Originally targeting car giant Ford, patent troll NovelPoint Tracking has expanded its patent suits to include Apple, RIM, HP and HTC, accusing the four mobile companies of infringing on its GPS and car location technologies with their smartphone devices.
NovelPoint Tracking’s patent (no. 6,442,485) “Method and apparatus for an automatic vehicle location, collision” details technologies that cover “an automatic system for vehicle location, collision notification, and synthetic voice communication” and was filed in the U.S. District Court for the Eastern District of Texas on November 12.
In simple terms, the patent protects the method of using a GPS module to determine a vehicle’s location, matching it to a mapping record and then outputting and receiving spoken prompts. You could argue that it forms the basis for any satellite navigation device, not just mobile devices named in the four lawsuits by NovelPoint.

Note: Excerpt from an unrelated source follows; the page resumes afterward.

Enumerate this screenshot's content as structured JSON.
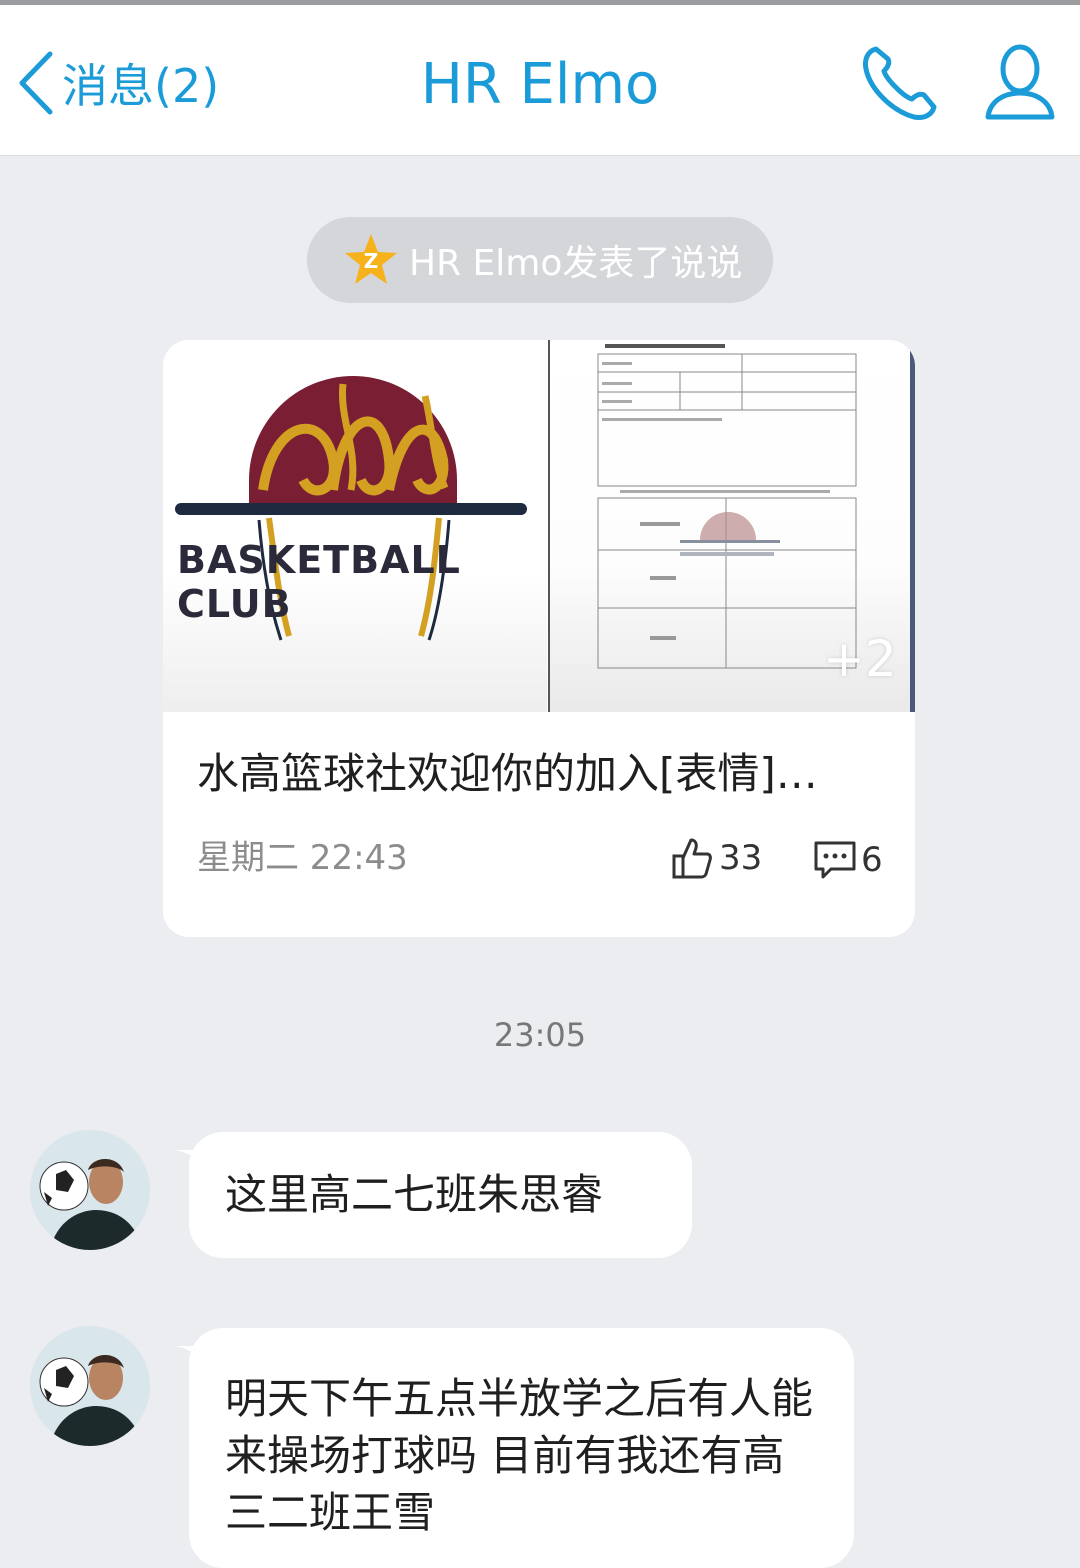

The company cites Apple’s iPhone 4S, HTC’s One V, HP’s Veer 4G (we’re surprised too) and RIM’s BlackBerry Torch 9800 as examples of handsets infringing on its patents, without explaining in too much detail just how they infringe on its technologies.

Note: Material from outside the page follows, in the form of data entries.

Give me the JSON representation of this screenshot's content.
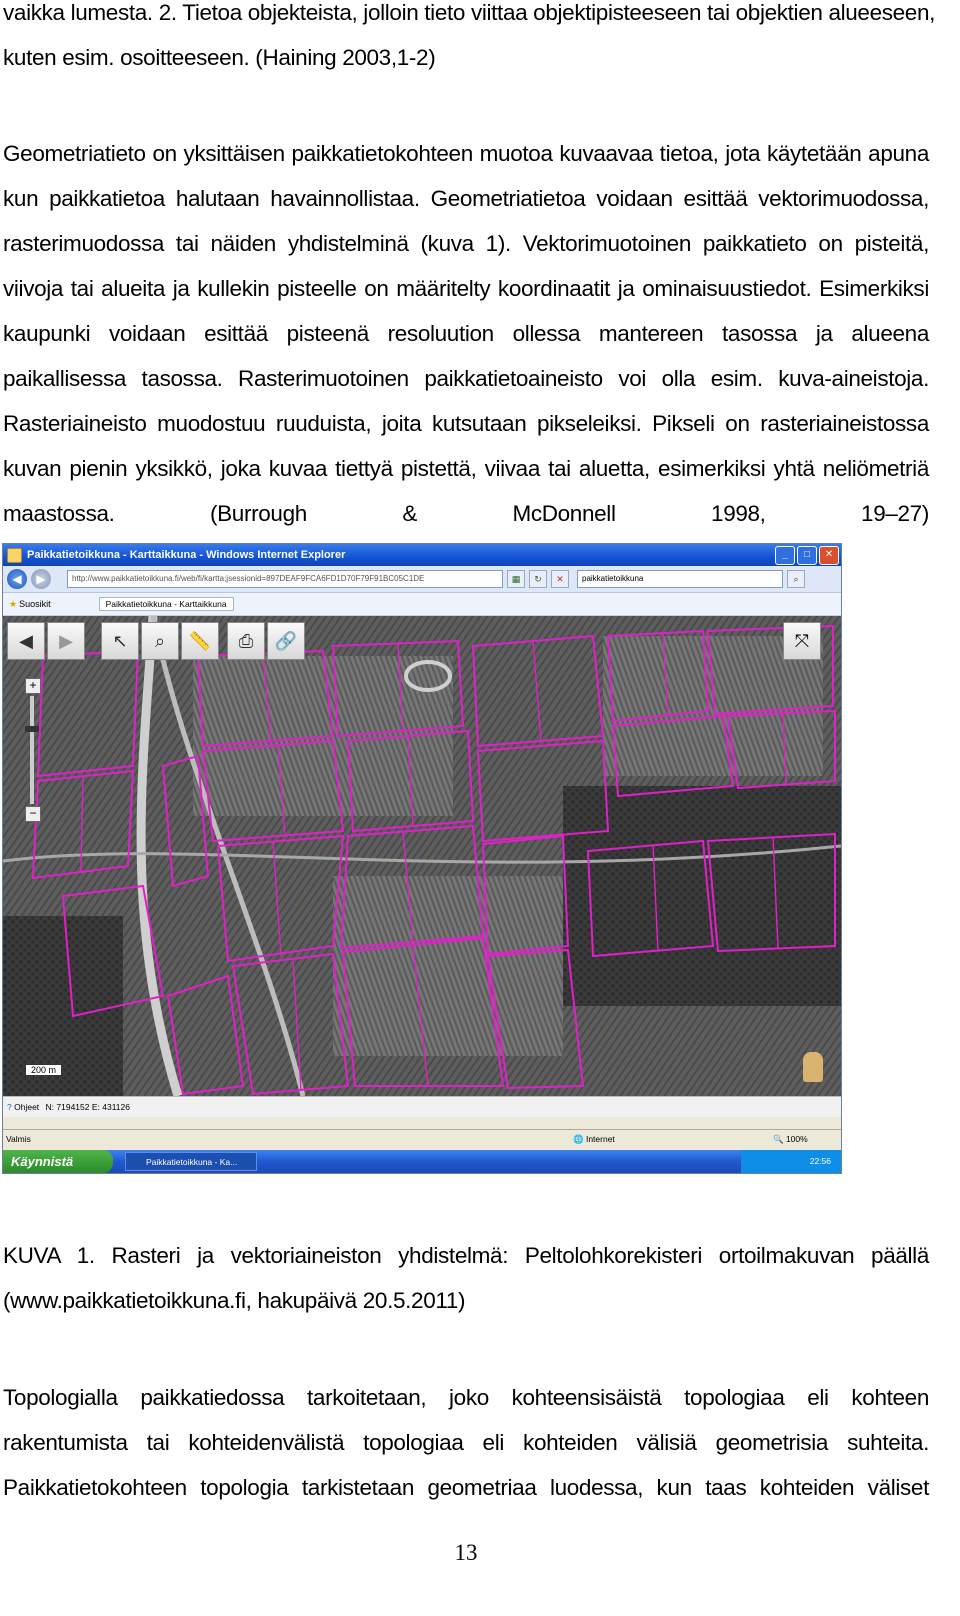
{
  "para1": {
    "lines": [
      "vaikka lumesta. 2. Tietoa objekteista, jolloin tieto viittaa objektipisteeseen tai objektien alueeseen,",
      "kuten esim. osoitteeseen. (Haining 2003,1-2)"
    ]
  },
  "para2": {
    "lines": [
      "Geometriatieto on yksittäisen paikkatietokohteen muotoa kuvaavaa tietoa, jota käytetään apuna",
      "kun paikkatietoa halutaan havainnollistaa. Geometriatietoa voidaan esittää vektorimuodossa,",
      "rasterimuodossa tai näiden yhdistelminä (kuva 1). Vektorimuotoinen paikkatieto on pisteitä,",
      "viivoja tai alueita ja kullekin pisteelle on määritelty koordinaatit ja ominaisuustiedot. Esimerkiksi",
      "kaupunki voidaan esittää pisteenä resoluution ollessa mantereen tasossa ja alueena",
      "paikallisessa tasossa. Rasterimuotoinen paikkatietoaineisto voi olla esim. kuva-aineistoja.",
      "Rasteriaineisto muodostuu ruuduista, joita kutsutaan pikseleiksi. Pikseli on rasteriaineistossa",
      "kuvan pienin yksikkö, joka kuvaa tiettyä pistettä, viivaa tai aluetta, esimerkiksi yhtä neliömetriä",
      "maastossa. (Burrough & McDonnell 1998, 19–27)"
    ]
  },
  "screenshot": {
    "window_title": "Paikkatietoikkuna - Karttaikkuna - Windows Internet Explorer",
    "url": "http://www.paikkatietoikkuna.fi/web/fi/kartta;jsessionid=897DEAF9FCA6FD1D70F79F91BC05C1DE",
    "search_text": "paikkatietoikkuna",
    "favorites_label": "Suosikit",
    "tab_label": "Paikkatietoikkuna - Karttaikkuna",
    "scale_label": "200 m",
    "status_help": "Ohjeet",
    "status_coords": "N: 7194152 E: 431126",
    "ie_status_left": "Valmis",
    "ie_status_zone": "Internet",
    "ie_zoom": "100%",
    "start_label": "Käynnistä",
    "taskbar_item": "Paikkatietoikkuna - Ka...",
    "clock": "22:56",
    "colors": {
      "parcel_outline": "#e020c8",
      "titlebar": "#1456d6",
      "taskbar": "#2158d0"
    }
  },
  "caption": {
    "lines": [
      "KUVA 1. Rasteri ja vektoriaineiston yhdistelmä: Peltolohkorekisteri ortoilmakuvan päällä",
      "(www.paikkatietoikkuna.fi, hakupäivä 20.5.2011)"
    ]
  },
  "para3": {
    "lines": [
      "Topologialla paikkatiedossa tarkoitetaan, joko kohteensisäistä topologiaa eli kohteen",
      "rakentumista tai kohteidenvälistä topologiaa eli kohteiden välisiä geometrisia suhteita.",
      "Paikkatietokohteen topologia tarkistetaan geometriaa luodessa, kun taas kohteiden väliset"
    ]
  },
  "page_number": "13"
}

At the end of October, NovelPoint sued Ford for infringing on two of its patents — 6,442,485 and 6,266,617 — which are said to have been utilised in Ford’s SYNC – a project by Ford and Microsoft that embeds an operating system into a car and provides a platform for software and hardware integration.

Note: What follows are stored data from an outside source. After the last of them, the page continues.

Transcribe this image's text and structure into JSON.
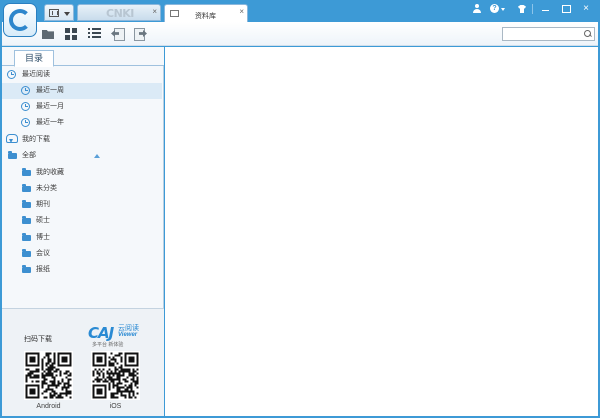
{
  "window": {
    "tabs": [
      {
        "label": "CNKI",
        "close": "×"
      },
      {
        "label": "资料库",
        "close": "×"
      }
    ],
    "controls": {
      "close": "×"
    }
  },
  "toolbar": {
    "search_placeholder": ""
  },
  "sidebar": {
    "tab_label": "目录",
    "recent": {
      "label": "最近阅读",
      "items": [
        "最近一周",
        "最近一月",
        "最近一年"
      ]
    },
    "downloads_label": "我的下载",
    "all": {
      "label": "全部",
      "items": [
        "我的收藏",
        "未分类",
        "期刊",
        "硕士",
        "博士",
        "会议",
        "报纸"
      ]
    }
  },
  "qr_panel": {
    "scan_label": "扫码下载",
    "brand": "CAJ",
    "brand_sub": "云阅读",
    "brand_viewer": "Viewer",
    "tagline": "多平台 新体验",
    "android_label": "Android",
    "ios_label": "iOS"
  },
  "colors": {
    "frame": "#3d9ad6",
    "accent": "#3d8fd0",
    "selected_row": "#dbeaf6"
  }
}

Ford recently shared that it has shipped more than 5 million SYNC-equipped cars.
FocalPoint’s does focus on the Veer 4G and BlackBerry Torch 9800, which aren’t explicitly known for their embedded navigation apps – in fact the HP handset isn’t even on sale anymore. Both the iPhone 4S (Apple Maps) and One V (Google Navigation) feature default map apps with such technologies built in.